Fulton County’s District Attorney, Fani Willis, is facing renewed legal scrutiny for allegedly recording a confidential phone conversation without the other party’s consent. Christopher Kachouroff, the attorney for former President Donald Trump‘s co-defendant Harrison Floyd, claims Willis unlawfully taped a phone call with one of his Maryland-based associates — violating the state’s two-party consent law.
“She did reach out to us, one of my colleagues in Maryland, and was rude, abrupt with him on the phone, and he was dealing with the Maryland case, and I was dealing with the Georgia case, and she ended up recording him,” Kachouroff said in an interview on Tuesday with legal analyst Phil Holloway. Maryland state law requires that any recording of a conversation receive consent from both parties involved. Violations of the law could result in up to five years in prison or a $10,000 fine.
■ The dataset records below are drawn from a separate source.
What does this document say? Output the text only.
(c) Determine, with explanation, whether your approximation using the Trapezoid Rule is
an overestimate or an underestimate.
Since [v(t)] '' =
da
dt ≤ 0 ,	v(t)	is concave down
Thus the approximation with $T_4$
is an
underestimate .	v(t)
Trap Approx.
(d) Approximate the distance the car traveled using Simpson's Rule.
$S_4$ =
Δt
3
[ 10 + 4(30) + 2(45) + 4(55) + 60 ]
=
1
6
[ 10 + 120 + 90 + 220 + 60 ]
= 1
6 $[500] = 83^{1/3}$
Willis appears to have survived an attempt earlier this year to disqualify her from the RICO prosecution she brought against former President Donald Trump and 14 other co-defendants. Attorneys for the defendants accused the District Attorney of impropriety by having a sexual relationship with special prosecutor Nathan Wade prior to her appointing him to the case. Wade has subsequently stepped down from the prosecution after Fulton County Superior Judge Scott McAfee determined that either he or Willis would need to remove themselves from the case.
Wade, meanwhile, finds himself facing a contempt of court charge after his estranged wife, Jocelyn Wade, claimed the former special prosecutor had not contributed financially towards their children and her emergency medical expenses.